Hallamos lo mismo en la biografía escrita por Andrew Bonar sobre W.H. Nettleton, el predicador
grandemente utilizado a quien he hecho referencia anteriormente. En otras palabras, encontramos
exactamente el mismo tipo de experiencia en tipos muy distintos de hombres. La mayoría de los que
he mencionado hasta ahora eran hombres muy capaces. Pero además tenemos a un hombre como D.L.

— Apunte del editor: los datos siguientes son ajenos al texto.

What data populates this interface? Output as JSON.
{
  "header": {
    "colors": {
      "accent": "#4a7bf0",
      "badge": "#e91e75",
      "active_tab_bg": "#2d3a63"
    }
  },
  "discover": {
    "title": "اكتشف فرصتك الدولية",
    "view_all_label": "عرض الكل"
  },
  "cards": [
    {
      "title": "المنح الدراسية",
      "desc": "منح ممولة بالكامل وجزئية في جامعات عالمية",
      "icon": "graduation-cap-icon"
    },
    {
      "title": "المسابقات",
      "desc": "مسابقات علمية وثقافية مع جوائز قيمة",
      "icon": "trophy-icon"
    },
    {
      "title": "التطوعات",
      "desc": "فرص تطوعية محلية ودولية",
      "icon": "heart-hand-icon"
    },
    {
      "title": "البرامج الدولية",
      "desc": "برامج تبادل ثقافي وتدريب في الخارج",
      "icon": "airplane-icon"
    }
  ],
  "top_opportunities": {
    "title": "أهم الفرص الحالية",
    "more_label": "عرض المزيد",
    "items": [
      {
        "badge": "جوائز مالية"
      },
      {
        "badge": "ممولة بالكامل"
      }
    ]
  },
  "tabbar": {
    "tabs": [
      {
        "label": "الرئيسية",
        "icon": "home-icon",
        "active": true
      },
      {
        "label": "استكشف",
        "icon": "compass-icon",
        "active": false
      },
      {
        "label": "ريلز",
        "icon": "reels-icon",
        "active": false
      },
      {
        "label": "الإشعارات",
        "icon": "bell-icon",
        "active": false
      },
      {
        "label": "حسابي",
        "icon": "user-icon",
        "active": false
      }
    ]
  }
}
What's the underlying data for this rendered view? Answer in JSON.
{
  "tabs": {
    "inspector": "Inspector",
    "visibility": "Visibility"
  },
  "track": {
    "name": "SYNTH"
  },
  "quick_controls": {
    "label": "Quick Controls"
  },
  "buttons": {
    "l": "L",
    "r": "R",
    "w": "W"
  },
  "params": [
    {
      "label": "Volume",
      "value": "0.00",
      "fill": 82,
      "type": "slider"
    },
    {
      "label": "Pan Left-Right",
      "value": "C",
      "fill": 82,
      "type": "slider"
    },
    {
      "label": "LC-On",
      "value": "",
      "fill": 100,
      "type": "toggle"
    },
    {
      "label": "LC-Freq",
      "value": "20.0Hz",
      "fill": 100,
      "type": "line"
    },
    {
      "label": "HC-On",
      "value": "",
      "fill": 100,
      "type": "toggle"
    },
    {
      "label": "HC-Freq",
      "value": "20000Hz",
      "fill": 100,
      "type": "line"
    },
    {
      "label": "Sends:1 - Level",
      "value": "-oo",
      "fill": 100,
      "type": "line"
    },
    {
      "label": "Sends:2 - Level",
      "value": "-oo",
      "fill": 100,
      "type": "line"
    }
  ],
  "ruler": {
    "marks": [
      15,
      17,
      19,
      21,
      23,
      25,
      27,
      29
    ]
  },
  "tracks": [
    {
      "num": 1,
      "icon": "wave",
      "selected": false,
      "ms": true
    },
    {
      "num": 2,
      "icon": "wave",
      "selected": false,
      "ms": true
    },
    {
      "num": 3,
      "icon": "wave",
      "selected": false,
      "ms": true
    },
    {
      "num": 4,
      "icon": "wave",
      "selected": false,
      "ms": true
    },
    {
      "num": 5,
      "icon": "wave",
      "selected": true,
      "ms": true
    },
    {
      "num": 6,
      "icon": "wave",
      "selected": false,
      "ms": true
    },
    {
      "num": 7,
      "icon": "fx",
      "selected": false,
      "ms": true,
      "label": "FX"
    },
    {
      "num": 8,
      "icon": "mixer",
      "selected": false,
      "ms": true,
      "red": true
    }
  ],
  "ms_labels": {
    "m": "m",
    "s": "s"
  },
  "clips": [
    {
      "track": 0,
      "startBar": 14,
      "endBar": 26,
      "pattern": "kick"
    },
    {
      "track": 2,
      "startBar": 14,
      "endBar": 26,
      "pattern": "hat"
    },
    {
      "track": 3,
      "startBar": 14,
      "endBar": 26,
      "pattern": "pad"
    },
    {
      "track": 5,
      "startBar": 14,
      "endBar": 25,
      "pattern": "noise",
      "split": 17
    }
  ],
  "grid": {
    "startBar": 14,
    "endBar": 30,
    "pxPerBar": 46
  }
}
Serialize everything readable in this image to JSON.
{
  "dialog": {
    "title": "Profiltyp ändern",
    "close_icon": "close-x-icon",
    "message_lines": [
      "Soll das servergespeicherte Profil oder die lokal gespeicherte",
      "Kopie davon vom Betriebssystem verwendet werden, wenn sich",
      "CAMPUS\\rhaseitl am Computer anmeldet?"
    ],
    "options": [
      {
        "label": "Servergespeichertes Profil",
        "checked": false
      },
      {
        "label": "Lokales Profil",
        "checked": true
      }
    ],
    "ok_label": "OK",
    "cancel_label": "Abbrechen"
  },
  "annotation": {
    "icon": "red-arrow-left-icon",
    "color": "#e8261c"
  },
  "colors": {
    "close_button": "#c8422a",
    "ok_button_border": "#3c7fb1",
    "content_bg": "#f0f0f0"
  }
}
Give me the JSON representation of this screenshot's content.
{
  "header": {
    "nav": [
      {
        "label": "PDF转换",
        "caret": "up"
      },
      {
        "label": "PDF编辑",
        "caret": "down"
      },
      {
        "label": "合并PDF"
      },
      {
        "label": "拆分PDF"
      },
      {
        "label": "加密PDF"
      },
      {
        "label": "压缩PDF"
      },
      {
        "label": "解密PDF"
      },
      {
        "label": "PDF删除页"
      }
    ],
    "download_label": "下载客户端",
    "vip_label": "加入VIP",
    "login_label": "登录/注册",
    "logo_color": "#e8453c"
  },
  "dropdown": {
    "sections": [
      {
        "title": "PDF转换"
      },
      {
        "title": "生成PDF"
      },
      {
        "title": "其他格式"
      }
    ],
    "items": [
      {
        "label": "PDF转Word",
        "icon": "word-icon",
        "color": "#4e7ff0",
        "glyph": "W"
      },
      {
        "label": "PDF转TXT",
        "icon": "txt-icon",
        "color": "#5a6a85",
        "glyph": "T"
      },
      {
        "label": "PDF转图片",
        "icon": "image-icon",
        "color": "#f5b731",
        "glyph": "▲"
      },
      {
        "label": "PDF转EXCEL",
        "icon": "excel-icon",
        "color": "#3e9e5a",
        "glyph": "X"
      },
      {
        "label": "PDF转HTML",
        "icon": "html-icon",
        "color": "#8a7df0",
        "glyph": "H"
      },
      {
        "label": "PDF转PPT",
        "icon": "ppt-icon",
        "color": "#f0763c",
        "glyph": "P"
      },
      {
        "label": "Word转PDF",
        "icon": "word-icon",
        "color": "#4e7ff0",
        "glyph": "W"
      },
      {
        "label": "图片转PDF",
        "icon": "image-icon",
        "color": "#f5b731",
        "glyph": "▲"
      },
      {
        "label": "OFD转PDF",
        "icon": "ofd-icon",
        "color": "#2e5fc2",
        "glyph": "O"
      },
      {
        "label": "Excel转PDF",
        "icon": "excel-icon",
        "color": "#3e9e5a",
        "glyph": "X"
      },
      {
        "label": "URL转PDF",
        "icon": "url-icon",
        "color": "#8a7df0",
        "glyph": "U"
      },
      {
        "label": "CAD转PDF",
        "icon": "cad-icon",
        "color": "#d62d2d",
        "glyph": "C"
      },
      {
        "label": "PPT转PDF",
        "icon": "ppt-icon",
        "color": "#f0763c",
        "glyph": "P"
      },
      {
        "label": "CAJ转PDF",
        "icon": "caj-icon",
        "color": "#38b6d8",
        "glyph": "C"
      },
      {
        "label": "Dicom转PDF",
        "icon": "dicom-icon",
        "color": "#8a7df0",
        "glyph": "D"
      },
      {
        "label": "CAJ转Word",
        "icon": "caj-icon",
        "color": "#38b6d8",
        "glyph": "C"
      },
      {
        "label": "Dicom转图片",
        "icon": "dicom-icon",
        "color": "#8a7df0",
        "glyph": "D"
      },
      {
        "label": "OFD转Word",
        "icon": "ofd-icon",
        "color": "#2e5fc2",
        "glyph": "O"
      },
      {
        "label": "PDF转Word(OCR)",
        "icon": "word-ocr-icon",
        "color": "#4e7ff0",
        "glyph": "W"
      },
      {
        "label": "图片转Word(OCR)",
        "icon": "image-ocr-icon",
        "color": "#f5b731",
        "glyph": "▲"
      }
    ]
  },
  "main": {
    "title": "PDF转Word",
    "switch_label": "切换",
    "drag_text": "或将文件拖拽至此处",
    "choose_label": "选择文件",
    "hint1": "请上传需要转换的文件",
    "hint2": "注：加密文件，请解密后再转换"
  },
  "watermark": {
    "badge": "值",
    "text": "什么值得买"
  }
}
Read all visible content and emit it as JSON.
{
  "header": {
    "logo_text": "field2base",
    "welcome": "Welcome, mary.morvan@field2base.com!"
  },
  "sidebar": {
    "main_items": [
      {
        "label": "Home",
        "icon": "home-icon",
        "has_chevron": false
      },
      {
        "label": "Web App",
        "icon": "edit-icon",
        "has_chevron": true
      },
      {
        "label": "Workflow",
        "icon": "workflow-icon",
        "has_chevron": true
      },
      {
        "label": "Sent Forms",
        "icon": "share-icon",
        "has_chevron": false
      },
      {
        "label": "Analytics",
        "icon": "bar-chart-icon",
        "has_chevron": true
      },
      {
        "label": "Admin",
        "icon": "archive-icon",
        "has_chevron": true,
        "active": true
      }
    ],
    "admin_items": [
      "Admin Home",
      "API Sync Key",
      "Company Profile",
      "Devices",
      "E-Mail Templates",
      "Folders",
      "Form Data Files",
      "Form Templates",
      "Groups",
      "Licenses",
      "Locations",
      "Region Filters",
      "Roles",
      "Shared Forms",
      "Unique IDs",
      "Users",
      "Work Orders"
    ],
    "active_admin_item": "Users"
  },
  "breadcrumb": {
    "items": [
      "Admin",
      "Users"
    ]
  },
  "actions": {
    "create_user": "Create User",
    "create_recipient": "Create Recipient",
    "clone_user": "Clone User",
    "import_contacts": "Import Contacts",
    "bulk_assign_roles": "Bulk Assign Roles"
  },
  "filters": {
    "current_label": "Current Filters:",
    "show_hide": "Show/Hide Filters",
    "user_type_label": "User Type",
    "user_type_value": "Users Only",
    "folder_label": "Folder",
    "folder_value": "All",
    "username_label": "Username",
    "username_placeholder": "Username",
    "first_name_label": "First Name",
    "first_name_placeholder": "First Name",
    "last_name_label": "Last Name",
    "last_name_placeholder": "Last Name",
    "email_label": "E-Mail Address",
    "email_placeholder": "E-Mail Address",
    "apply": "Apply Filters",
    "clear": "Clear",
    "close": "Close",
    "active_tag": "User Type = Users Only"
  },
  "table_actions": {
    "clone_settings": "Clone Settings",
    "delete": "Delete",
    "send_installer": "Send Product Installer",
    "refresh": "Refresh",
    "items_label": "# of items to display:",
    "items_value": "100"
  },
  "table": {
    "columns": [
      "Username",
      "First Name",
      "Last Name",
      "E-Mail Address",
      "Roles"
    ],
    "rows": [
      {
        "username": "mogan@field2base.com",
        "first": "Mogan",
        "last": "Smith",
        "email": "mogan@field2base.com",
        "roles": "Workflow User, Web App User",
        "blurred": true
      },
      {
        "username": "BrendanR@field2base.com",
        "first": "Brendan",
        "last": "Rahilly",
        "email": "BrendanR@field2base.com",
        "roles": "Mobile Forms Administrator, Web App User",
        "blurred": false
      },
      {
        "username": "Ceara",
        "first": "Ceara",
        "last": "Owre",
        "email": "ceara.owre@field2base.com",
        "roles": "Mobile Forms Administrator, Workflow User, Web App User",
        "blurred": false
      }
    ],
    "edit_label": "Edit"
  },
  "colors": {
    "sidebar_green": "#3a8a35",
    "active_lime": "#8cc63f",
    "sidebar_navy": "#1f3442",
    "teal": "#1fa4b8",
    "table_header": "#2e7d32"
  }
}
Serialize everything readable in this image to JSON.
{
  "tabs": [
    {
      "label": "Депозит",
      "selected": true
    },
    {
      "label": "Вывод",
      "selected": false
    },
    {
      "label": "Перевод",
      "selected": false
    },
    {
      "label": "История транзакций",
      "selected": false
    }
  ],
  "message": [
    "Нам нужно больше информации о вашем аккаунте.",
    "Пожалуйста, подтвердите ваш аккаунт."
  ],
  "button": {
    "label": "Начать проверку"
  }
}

Moody, que no era un hombre capaz, pero al que Dios utilizó grandemente de todas formas. Fue como
consecuencia directa de una experiencia que tuvo mientras caminaba por Wall Street en Nueva York
una tarde. Moody había sido pastor de una iglesia en Chicago antes de eso, y un pastor exitoso.
Ciertamente había estado haciendo una buena obra, pero eso palidece hasta la insignificancia cuando
lo comparamos con lo que se le capacitó para hacer posteriormente.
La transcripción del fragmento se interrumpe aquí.